Iron Ore Company of Canada

Moving day: Transferring freshwater fish to a new habitat

Joe Tetreault Aquatic Biologist
Robert Eakins Associate, Senior Fisheries Ecologist
Client Iron Ore Company of Canada
Services Surface Water Quality Assessment
Location Hakim Lake, Labrador
Posted On 02 May 2019


A portion of the known deposit of iron ore for the Luce Pit at the Iron Ore Company of Canada (IOC) was located near and beneath Hakim Lake. To allow the expansion of the pit this lake had to be removed. As a result of the federal Department of Fisheries and Oceans (DFO) policy of no net loss, the removal of this lake had to be compensated for through equivalent habitat units.

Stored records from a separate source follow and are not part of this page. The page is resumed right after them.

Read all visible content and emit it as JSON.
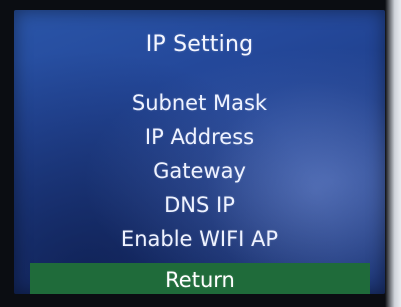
{
  "screen": {
    "title": "IP Setting",
    "menu_items": [
      {
        "label": "Subnet Mask"
      },
      {
        "label": "IP Address"
      },
      {
        "label": "Gateway"
      },
      {
        "label": "DNS IP"
      },
      {
        "label": "Enable WIFI AP"
      },
      {
        "label": "Return",
        "selected": true
      }
    ]
  },
  "colors": {
    "screen_background": "#24489a",
    "text": "#eef2ff",
    "selection_bar": "#1f6b3a"
  }
}
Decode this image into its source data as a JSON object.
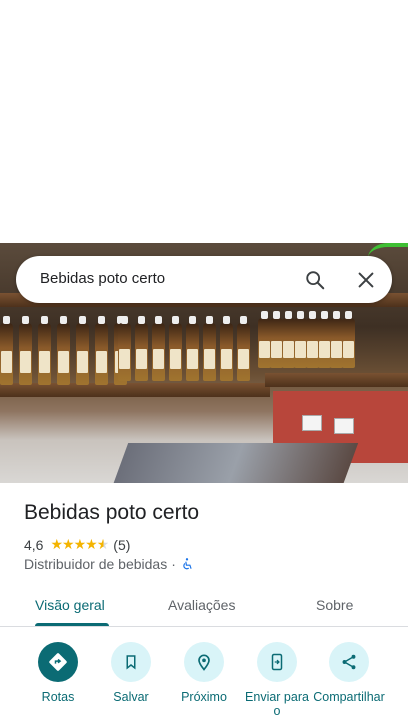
{
  "search": {
    "query": "Bebidas poto certo"
  },
  "place": {
    "name": "Bebidas poto certo",
    "rating": "4,6",
    "stars": 4.6,
    "review_count": "(5)",
    "category": "Distribuidor de bebidas",
    "separator": "·"
  },
  "tabs": [
    {
      "label": "Visão geral",
      "active": true
    },
    {
      "label": "Avaliações",
      "active": false
    },
    {
      "label": "Sobre",
      "active": false
    }
  ],
  "actions": [
    {
      "label": "Rotas",
      "icon": "directions-icon"
    },
    {
      "label": "Salvar",
      "icon": "bookmark-icon"
    },
    {
      "label": "Próximo",
      "icon": "nearby-icon"
    },
    {
      "label": "Enviar para o",
      "icon": "send-to-phone-icon"
    },
    {
      "label": "Compartilhar",
      "icon": "share-icon"
    }
  ],
  "colors": {
    "accent": "#0b6b74",
    "accent_light": "#d9f4f8",
    "star": "#f4b400"
  }
}
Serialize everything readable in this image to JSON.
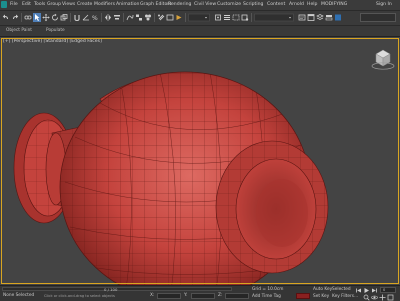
{
  "menu": {
    "items": [
      "File",
      "Edit",
      "Tools",
      "Group",
      "Views",
      "Create",
      "Modifiers",
      "Animation",
      "Graph Editors",
      "Rendering",
      "Civil View",
      "Customize",
      "Scripting",
      "Content",
      "Arnold",
      "Help",
      "MODIFYING"
    ],
    "sign_in": "Sign In"
  },
  "toolbar": {
    "workspace": "Workspaces: Default",
    "view_dropdown": "View",
    "selection_set": "Create Selection Set"
  },
  "ribbon": {
    "tabs": [
      "Object Paint",
      "Populate"
    ]
  },
  "viewport": {
    "label": "[+] [Perspective] [Standard] [Edged Faces]",
    "model_color": "#c4433d",
    "edge_color": "#5a1512",
    "background": "#444444",
    "active_border": "#d9a520"
  },
  "status": {
    "frame_counter": "0 / 100",
    "selection": "None Selected",
    "prompt": "Click or click-and-drag to select objects",
    "grid": "Grid = 10.0cm",
    "add_time_tag": "Add Time Tag",
    "auto_key": "Auto Key",
    "set_key": "Set Key",
    "selected": "Selected",
    "x_label": "X:",
    "y_label": "Y:",
    "z_label": "Z:",
    "key_filters": "Key Filters...",
    "frame": "0"
  },
  "icons": [
    "undo-icon",
    "redo-icon",
    "link-icon",
    "unlink-icon",
    "select-icon",
    "move-icon",
    "rotate-icon",
    "scale-icon",
    "snap-icon",
    "render-icon",
    "viewcube-icon"
  ]
}
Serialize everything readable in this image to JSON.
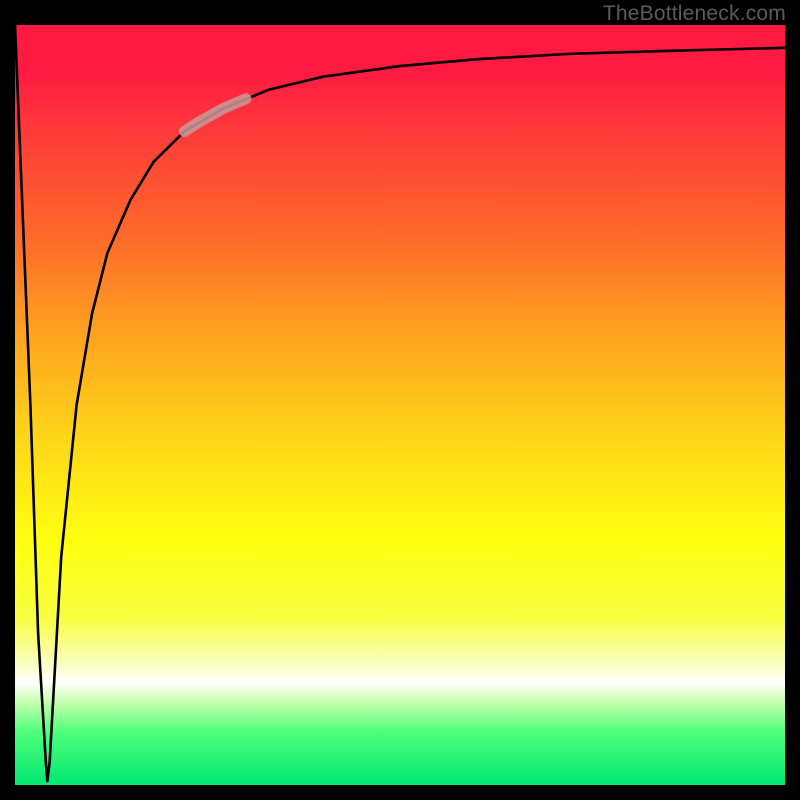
{
  "attribution": "TheBottleneck.com",
  "chart_data": {
    "type": "line",
    "title": "",
    "xlabel": "",
    "ylabel": "",
    "xlim": [
      0,
      100
    ],
    "ylim": [
      0,
      100
    ],
    "series": [
      {
        "name": "curve",
        "x": [
          0,
          2,
          3,
          4,
          4.2,
          4.5,
          5,
          6,
          8,
          10,
          12,
          15,
          18,
          22,
          27,
          33,
          40,
          50,
          60,
          72,
          85,
          100
        ],
        "values": [
          100,
          50,
          20,
          3,
          0.5,
          3,
          12,
          30,
          50,
          62,
          70,
          77,
          82,
          86,
          89,
          91.5,
          93.2,
          94.6,
          95.5,
          96.2,
          96.6,
          97
        ]
      },
      {
        "name": "highlight-segment",
        "x": [
          22,
          24,
          27,
          30
        ],
        "values": [
          86,
          87.3,
          89,
          90.3
        ]
      }
    ],
    "colors": {
      "curve": "#000000",
      "highlight": "#c99a9a"
    },
    "gradient_stops": [
      {
        "pos": 0,
        "color": "#ff1a42"
      },
      {
        "pos": 0.5,
        "color": "#ffe010"
      },
      {
        "pos": 0.86,
        "color": "#ffffff"
      },
      {
        "pos": 1.0,
        "color": "#00e872"
      }
    ]
  }
}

The Luce Pit compensation plan was developed and involved removal of all of the fish from Hakim Lake and moving them to the previously fishless White Lake, prior to draining. Following the transplant, the compensation plan laid out a schedule of monitoring to assess the fish population within White Lake, as well as the artificial created spawning channel, to determine if the removal of Hakim Lake had been adequately compensated for.


Prior to removal of the lake and connecting watercourses, a compensation plan was developed to address the DFO concerns. Fortunately, White Lake was a nearby fishless lake at the top of a steep waterfall and could be used as a recipient waterbody for the fish from Hakim Lake. However, the White Lake outlet stream did not contain the correct spawning habitat to maintain the population of transferred Brook Trout indefinitely, and it had to be engineered to allow for successful reproduction.

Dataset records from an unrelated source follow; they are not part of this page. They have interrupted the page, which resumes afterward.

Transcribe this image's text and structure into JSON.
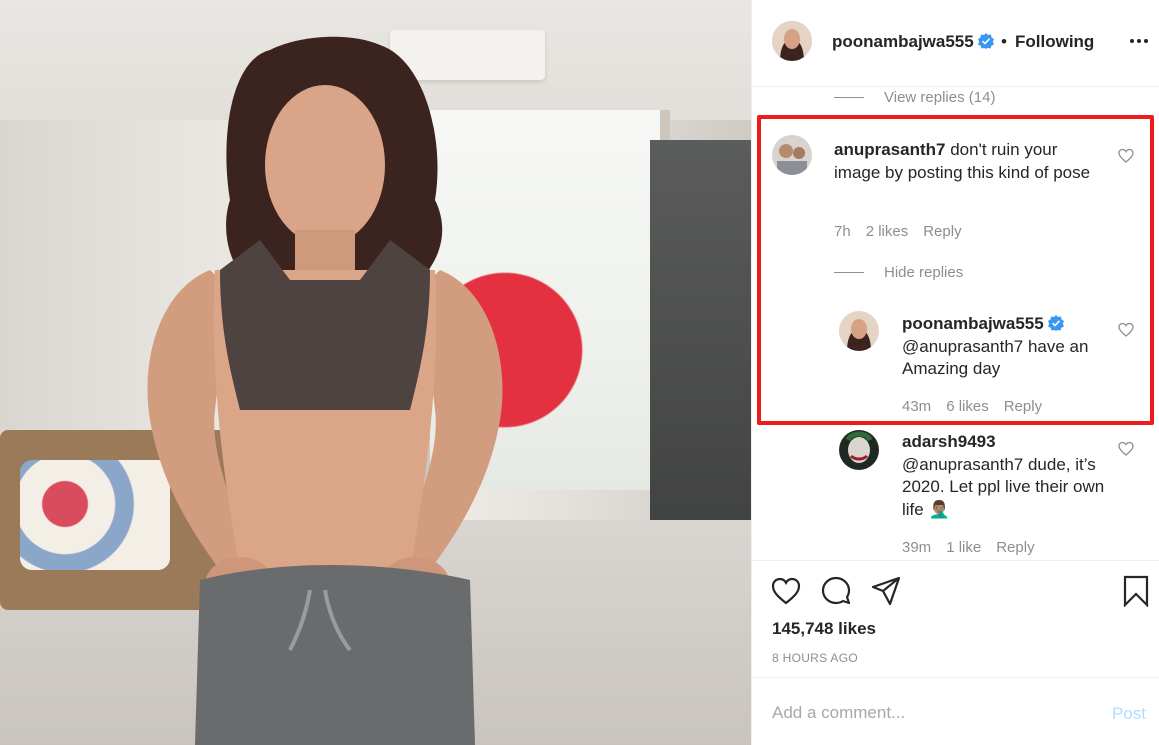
{
  "post": {
    "username": "poonambajwa555",
    "separator": "•",
    "follow_status": "Following",
    "more_icon": "more-horizontal-icon"
  },
  "comments": {
    "view_replies_label": "View replies (14)",
    "hide_replies_label": "Hide replies",
    "items": [
      {
        "username": "anuprasanth7",
        "text": "don't ruin your image by posting this kind of pose",
        "age": "7h",
        "likes": "2 likes",
        "reply": "Reply"
      },
      {
        "username": "poonambajwa555",
        "mention": "@anuprasanth7",
        "text": "have an Amazing day",
        "age": "43m",
        "likes": "6 likes",
        "reply": "Reply"
      },
      {
        "username": "adarsh9493",
        "mention": "@anuprasanth7",
        "text": "dude, it’s 2020. Let ppl live their own life 🤦🏽‍♂️",
        "age": "39m",
        "likes": "1 like",
        "reply": "Reply"
      }
    ]
  },
  "actions": {
    "likes_count": "145,748 likes",
    "timestamp": "8 HOURS AGO"
  },
  "add_comment": {
    "placeholder": "Add a comment...",
    "post_label": "Post"
  },
  "colors": {
    "highlight": "#ee1c1c",
    "verified": "#3897f0",
    "muted": "#8e8e8e",
    "post_disabled": "#b3dbff"
  }
}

IOC retained environmental consultancy Ecometrix to capture and transfer the Brook Trout and Lake Chub from Hakim Lake and transfer them to White Lake. Larger Brook Trout were implanted with a Passive Integrated Transponders (PIT) to track individual growth over the timeframe of the compensation monitoring program. Approximately 1000 Brook Trout and 900 Lake Chub were transferred to White Lake and, despite concerns over the adequacy of the spawning channel, the Brook Trout successfully reproduced two months later.

Ecometrix specializes in fisheries assessments and for this assignment we implemented a mark recapture study a number of years following the original transfer of fish. The results of these assessments indicated that the population of Brook Trout increased to around 6,000 within the first two years and stabilized at around 3,000 seven years post transfer. Additionally, tracking of individual fish and the overall population indicated that the growth of Brook Trout increased substantially in the first three years and then regressed after equilibrium was established.


The monitoring work was able to demonstrate that IOC had properly compensated for the removal of Hakim Lake and they received DFO sign-off that White Lake no longer needed to by monitored.